I've left the winter squash and tromboncino squash growing in the satellite garden (maybe they'll outgrow the woodchucks?). The tomatoes look good, maybe the eggplants will produce some non-bitter fruits (some of them have been truly nasty), and maybe the yard-long beans will shake off the aphids, which have been a major garden pest this year.

Thursday, July 30, 2009

Fall vegetable gardening and seeds

I have a lot of seeds already. Really. This is just one very small bit of my overall collection.


I determinedly tried to give away as many as I could in programs and events last spring, but of course, this just allowed me freedom to order more.

I actually was dog-earing pages in my Territorial Seeds 'winter' catalog yesterday.

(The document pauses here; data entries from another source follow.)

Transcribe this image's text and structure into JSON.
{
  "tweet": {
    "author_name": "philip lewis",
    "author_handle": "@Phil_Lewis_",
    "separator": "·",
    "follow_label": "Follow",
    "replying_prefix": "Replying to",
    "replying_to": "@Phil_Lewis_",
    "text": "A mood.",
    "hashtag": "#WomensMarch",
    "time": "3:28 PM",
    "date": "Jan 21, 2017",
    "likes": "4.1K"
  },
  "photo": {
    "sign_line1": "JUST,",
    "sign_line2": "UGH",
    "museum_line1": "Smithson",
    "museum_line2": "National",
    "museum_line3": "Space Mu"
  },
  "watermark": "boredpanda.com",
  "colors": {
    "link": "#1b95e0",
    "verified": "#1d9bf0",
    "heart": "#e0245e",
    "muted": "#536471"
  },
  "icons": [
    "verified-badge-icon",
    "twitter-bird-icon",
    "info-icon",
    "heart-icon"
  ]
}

Hmmm. And my friend CEN gave me a bunch when she moved to a (much) colder climate, so really, I don't need many more for this fall season.

But the allure of another perfect winter lettuce variety, tender collard cultivar, a delicious young spinach, and maybe even a tasty beet or two is certainly alluring, especially when woodchucks are eating the squash in the satellite garden, and they're suffering from powdery mildew, in any case.

And what about the kitchen garden next to the Discovery Center (the visitor center for the botanical garden where I work) and the participants in fall vegetable gardening programs, and the folks with donated Earth Boxes through our Upstate Locavores network program. All will need fall vegetable seeds. Or so I'm thinking. It's a good thing that seeds are a wonderfully inexpensive indulgence.